Philanthropy News Digest: BIPOC environmental justice leaders call for more resources, agency
Philanthropy News Digest – May 24, 2023
By Lauren Brathwaite & Matt Sinclair
Long before environmental justice became a topic for academic research, however, grassroots organizations were motivated to address what they saw on the ground in communities. In 1988, the West Harlem Environmental Action or WE ACT organization was founded. It was New York’s first environmental justice organization created to improve environmental and health quality in communities of color. In 1990, the Indigenous Environmental Network was formed by grassroots Indigenous individuals to address environmental and economic justice issues by working to build economically sustainable communities. The Southwest Network for Environmental and Economic Justice, founded in 1990, is a regional organization of African Americans, Latinos, Native Americans, and Asian Americans/Pacific Islanders that works to strengthen local organizations and empower communities and workers to impact local, state, regional, national, and international policy on environmental and economic justice issues. The movement has only grown since then.

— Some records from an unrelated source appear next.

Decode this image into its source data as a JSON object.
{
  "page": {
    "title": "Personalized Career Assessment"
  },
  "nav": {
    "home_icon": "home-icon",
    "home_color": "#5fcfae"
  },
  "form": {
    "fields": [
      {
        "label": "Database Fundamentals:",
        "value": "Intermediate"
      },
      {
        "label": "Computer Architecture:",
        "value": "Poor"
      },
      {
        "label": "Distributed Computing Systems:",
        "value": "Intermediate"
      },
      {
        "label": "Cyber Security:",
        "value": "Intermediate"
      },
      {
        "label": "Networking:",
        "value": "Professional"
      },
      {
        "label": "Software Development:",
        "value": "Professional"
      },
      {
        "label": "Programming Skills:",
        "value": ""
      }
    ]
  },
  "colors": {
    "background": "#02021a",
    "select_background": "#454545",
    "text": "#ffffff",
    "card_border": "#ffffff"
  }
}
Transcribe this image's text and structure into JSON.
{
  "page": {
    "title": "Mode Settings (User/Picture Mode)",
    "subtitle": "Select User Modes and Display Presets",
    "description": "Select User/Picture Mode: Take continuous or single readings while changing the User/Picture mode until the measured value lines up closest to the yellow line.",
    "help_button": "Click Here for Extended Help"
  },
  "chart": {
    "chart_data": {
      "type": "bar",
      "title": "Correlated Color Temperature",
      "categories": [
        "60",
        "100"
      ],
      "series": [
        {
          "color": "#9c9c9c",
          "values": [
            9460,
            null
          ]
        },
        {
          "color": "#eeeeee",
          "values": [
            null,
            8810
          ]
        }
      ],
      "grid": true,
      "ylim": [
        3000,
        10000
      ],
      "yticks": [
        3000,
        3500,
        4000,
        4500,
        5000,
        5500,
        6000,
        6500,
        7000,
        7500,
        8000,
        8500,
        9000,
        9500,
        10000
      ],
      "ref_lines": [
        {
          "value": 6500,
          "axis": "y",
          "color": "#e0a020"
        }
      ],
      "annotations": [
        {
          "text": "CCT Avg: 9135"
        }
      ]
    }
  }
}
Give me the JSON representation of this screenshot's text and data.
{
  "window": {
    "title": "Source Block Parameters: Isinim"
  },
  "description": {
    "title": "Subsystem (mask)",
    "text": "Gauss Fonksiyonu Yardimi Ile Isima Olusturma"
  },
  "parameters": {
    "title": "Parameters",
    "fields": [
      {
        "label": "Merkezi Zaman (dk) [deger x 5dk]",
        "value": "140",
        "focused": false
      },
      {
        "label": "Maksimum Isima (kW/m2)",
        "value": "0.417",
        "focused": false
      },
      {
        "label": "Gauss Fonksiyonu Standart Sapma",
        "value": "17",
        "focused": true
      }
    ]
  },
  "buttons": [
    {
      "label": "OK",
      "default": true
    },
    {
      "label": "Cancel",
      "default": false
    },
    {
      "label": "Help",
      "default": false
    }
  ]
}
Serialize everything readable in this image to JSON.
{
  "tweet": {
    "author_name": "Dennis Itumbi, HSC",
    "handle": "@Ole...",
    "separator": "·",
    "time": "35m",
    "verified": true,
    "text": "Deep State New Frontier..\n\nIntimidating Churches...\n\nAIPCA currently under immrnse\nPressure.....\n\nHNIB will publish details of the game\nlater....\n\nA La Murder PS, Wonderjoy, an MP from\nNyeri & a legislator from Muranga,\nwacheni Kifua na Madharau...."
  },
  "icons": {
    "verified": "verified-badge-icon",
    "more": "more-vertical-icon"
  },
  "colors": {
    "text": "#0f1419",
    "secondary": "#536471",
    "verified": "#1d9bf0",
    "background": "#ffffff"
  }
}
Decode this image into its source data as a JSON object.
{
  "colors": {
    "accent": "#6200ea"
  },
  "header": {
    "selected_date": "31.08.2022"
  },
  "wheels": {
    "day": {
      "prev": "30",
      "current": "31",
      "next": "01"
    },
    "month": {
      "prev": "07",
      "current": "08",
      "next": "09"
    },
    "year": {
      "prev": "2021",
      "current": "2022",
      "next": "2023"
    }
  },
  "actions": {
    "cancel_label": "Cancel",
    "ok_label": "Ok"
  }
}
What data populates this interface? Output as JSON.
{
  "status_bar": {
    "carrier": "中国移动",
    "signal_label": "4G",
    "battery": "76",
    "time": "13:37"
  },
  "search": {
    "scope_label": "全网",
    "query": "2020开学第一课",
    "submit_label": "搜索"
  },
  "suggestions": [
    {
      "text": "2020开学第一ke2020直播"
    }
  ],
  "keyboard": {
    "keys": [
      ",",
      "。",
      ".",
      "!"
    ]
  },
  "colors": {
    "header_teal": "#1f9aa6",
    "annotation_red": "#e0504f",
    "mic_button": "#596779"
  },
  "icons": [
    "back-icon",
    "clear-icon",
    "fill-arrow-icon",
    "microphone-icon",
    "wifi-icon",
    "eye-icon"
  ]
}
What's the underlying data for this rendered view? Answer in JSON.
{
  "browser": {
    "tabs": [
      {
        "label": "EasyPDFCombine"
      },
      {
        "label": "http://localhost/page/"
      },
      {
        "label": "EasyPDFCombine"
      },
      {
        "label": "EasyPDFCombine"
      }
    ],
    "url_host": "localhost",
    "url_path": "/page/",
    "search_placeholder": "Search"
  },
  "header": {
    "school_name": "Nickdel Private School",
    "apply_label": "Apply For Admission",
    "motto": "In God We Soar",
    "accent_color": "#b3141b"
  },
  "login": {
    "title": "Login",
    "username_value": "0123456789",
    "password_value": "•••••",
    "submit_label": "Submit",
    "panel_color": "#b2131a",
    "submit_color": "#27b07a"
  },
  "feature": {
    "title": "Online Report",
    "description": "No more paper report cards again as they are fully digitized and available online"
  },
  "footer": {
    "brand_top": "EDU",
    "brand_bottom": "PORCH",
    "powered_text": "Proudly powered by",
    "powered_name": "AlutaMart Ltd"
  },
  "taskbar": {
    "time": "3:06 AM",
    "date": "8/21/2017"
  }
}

“In terms of impact, BIPOC-led power-building groups are the driving force behind some of the most expansive climate policies and wins in the country,” said Abdul Dosunmu, campaign manager of Donors of Color Network’s (DOCN) Climate Funders Justice Pledge (CFJP). “Think of the New Jersey and California environmental justice laws that preceded [president] Biden’s Justice40 initiative or the work led by movement organizations to stop the Dakota Access Pipeline. Imagine the possibilities if we funded that work at scale.”